People, I read these things so you don’t have to.  You’re welcome.

This book has it all.  Mexican medleys!  Ham buffets!  Pancake parties!  Brunch Parisienne!  Jiffy Jam sticks!  Mock cheesecake!  Bacon curls!  It’s not just frozen medical waste over peaches, it’s so much more.

4 responses to Antiquated Etiquette: The Hostess with the Mostess

  1. Megan L.

    I like these books from the second half of the 20th century because they remind me of how much things have changed in a relatively short period of time. I thought you might appreciate a few gems of 19th century etiquette from an 1840 book called “Etiquette for Ladies: With Hints on the Preservation, Improvement, and Display of Female Beauty.” (Full text here:

    “A lady cannot refuse the invitation of a gentleman to dance, unless she has already accepted that of another, for she would be guilty of an incivility which might occasion trouble.”

    “Men frequently look with a jealous eye on a learned woman… be cautious, therefore, in a mixed company of showing yourself too much beyond those around you.”

    “If at any time the society of your husband causes you ennui, you ought neither to say so, nor give any suspicion of the cause, by abruptly changing the conversation.”

    As far as I know, there is no analogous genre of literature aiming to instruct men in the proper conduct of life. How did they ever know what to do with themselves?


    • beyondpaisley – Author

      I suspect there’s so much women’s literature because there had to be a more concerted effort to convince women that they were second-class citizens. You don’t have to propagandize to the top dog.

      This one: “Men frequently look with a jealous eye on a learned woman… be cautious, therefore, in a mixed company of showing yourself too much beyond those around you.” is particularly poignant to me. My grandmother actually told me, when I was in…mmm…maybe fourth or fifth grade…that I had to be careful not to let myself get too smart or else I’d never find a husband. Which, you know, fifth grade, I was just hoping I’d find the signs of boobs some day, never mind a husband. So, yeah. That logic existed well past 1840.

      I will absolutely be checking out that text, and thanks so much!


  2. jp

    I think I will never be able to un-see those gory neon orange, pink and green blobs. They look like Oedipus’ eyes after he finished up with the pins.
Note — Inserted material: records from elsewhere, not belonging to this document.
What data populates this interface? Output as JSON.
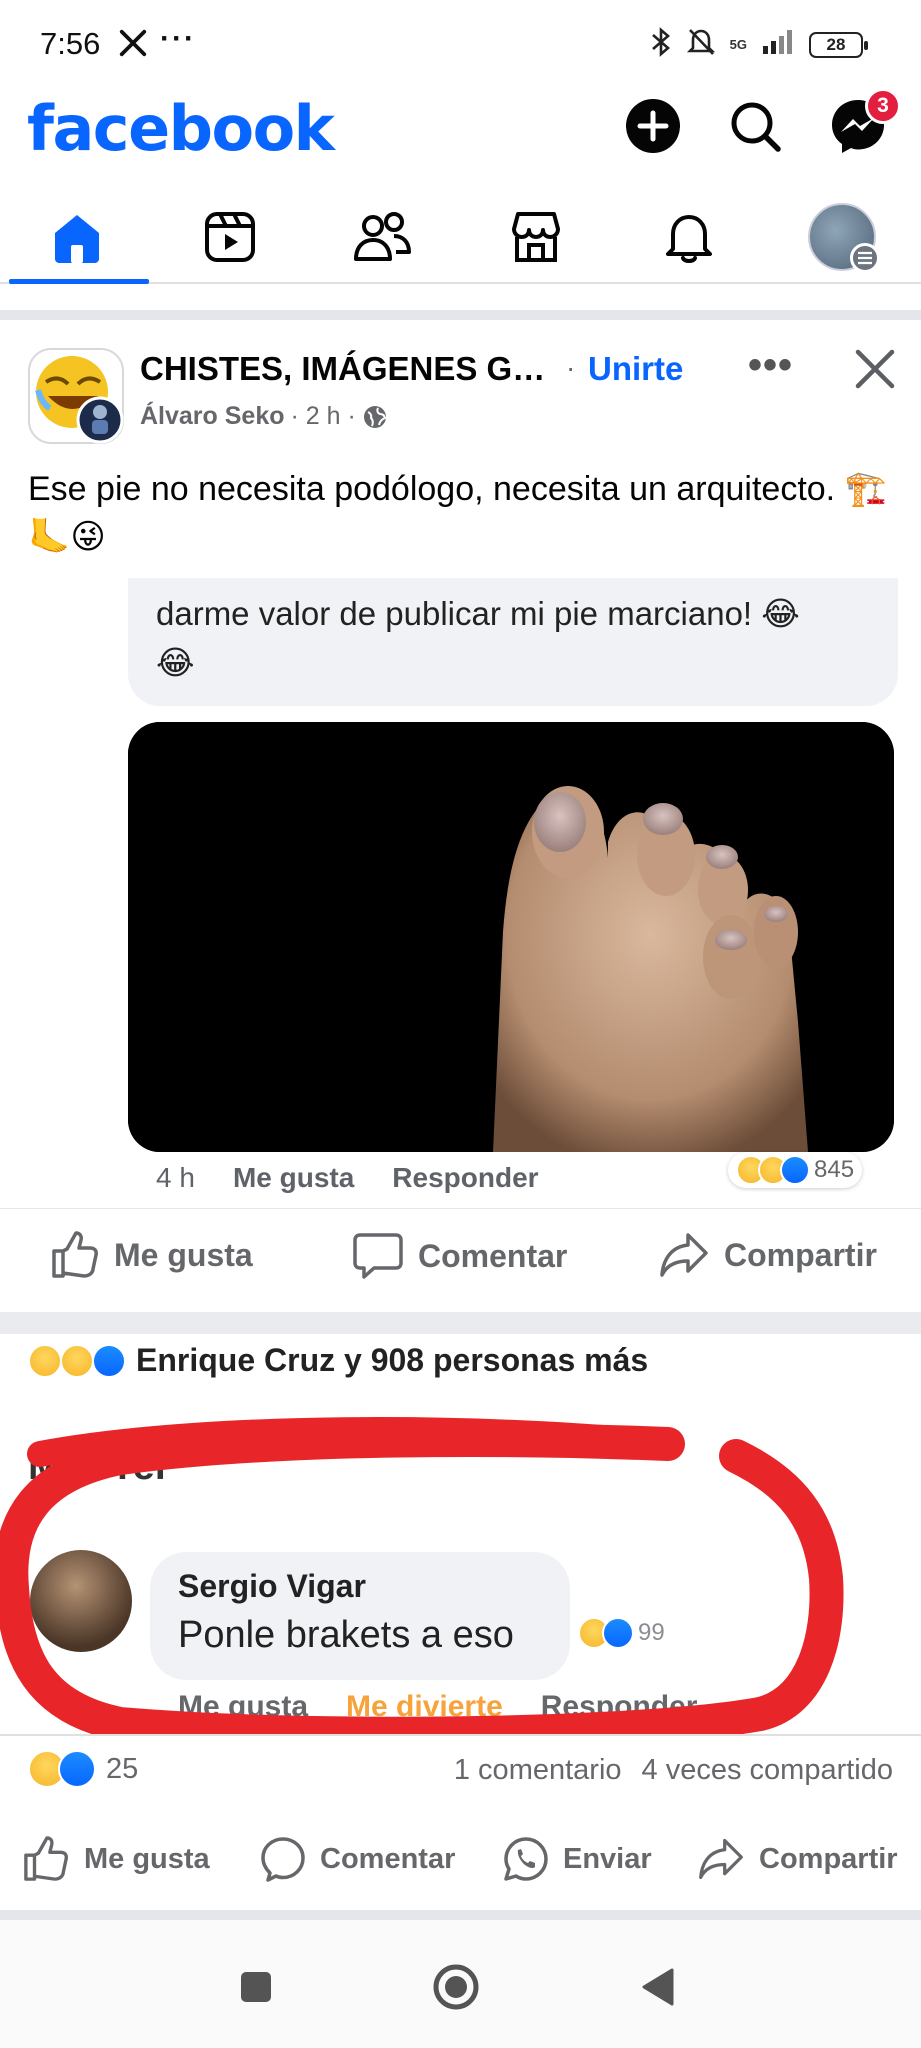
{
  "status_bar": {
    "time": "7:56",
    "dots": "···",
    "network": "5G",
    "battery": "28"
  },
  "header": {
    "logo": "facebook",
    "messenger_badge": "3"
  },
  "post": {
    "group_name": "CHISTES, IMÁGENES G…",
    "dot": "·",
    "join_label": "Unirte",
    "more_label": "•••",
    "author": "Álvaro Seko",
    "time": "· 2 h ·",
    "text": "Ese pie no necesita podólogo, necesita un arquitecto. 🏗️🦶😜",
    "reaction_count": "25",
    "comments": "1 comentario",
    "shares": "4 veces compartido"
  },
  "embed": {
    "top_text": "darme valor de publicar mi pie marciano! 😂",
    "top_text_cont": "😂",
    "comment_time": "4 h",
    "comment_like": "Me gusta",
    "comment_reply": "Responder",
    "comment_reactions": "845",
    "action_like": "Me gusta",
    "action_comment": "Comentar",
    "action_share": "Compartir",
    "reactors": "Enrique Cruz y 908 personas más",
    "section_heading": "Más rel",
    "commenter_name": "Sergio Vigar",
    "commenter_text": "Ponle brakets a eso",
    "commenter_reactions": "99",
    "commenter_action_1": "Me gusta",
    "commenter_action_2": "Me divierte",
    "commenter_action_3": "Responder"
  },
  "actions": {
    "like": "Me gusta",
    "comment": "Comentar",
    "send": "Enviar",
    "share": "Compartir"
  },
  "colors": {
    "brand": "#0866ff",
    "badge": "#e41e3f",
    "annotation": "#e8262a"
  }
}
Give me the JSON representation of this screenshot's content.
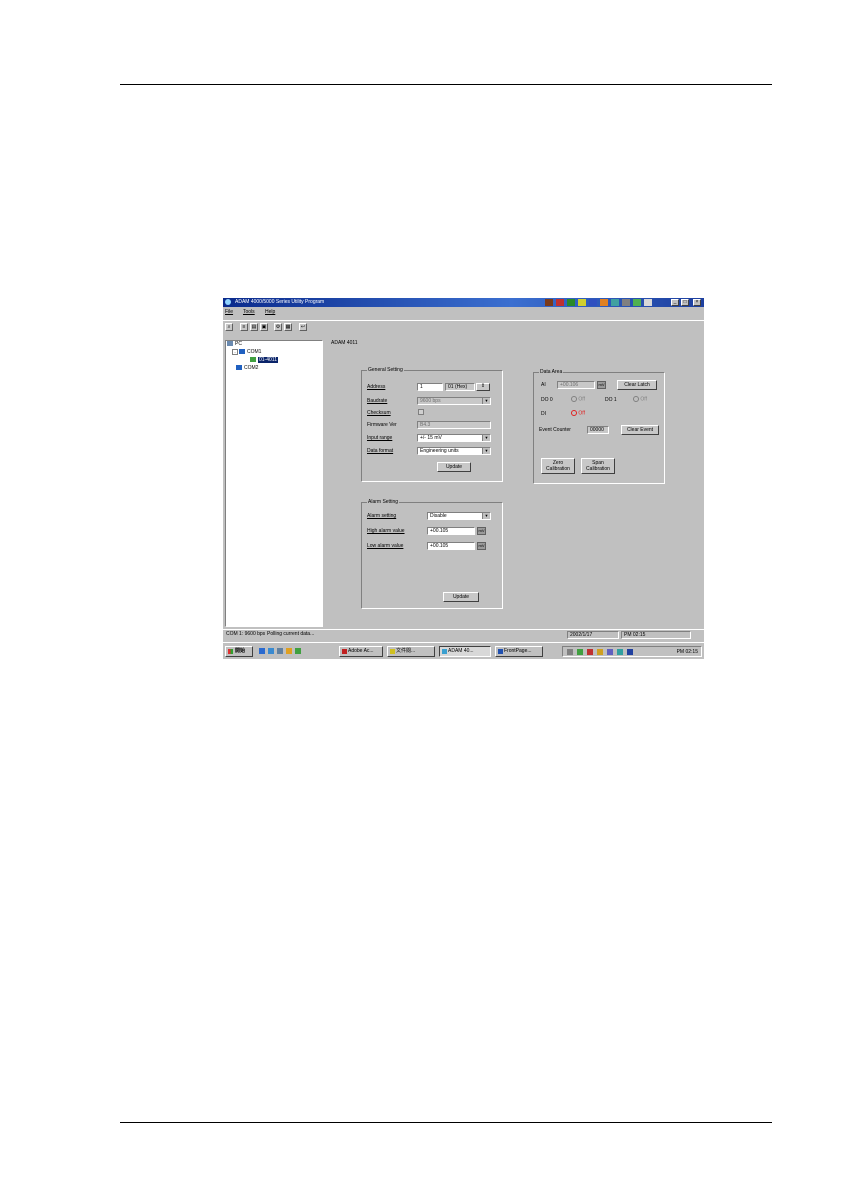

And in sherbet cups, no less!

    Plus I just found out that according to Mad Men era Betty Crocker, I should never, under any circumstances, for any reason, have ever thrown a party. My bad!

    And still no maid to tend to my unexpected houseguests! Is there no end to my social barbarism?


    • beyondpaisley – Author


      And yes. The contents of the sherbet cups = gruesome. You say Oedipus, I say medical waste. Either way, they’re the product of some kind of crime scene.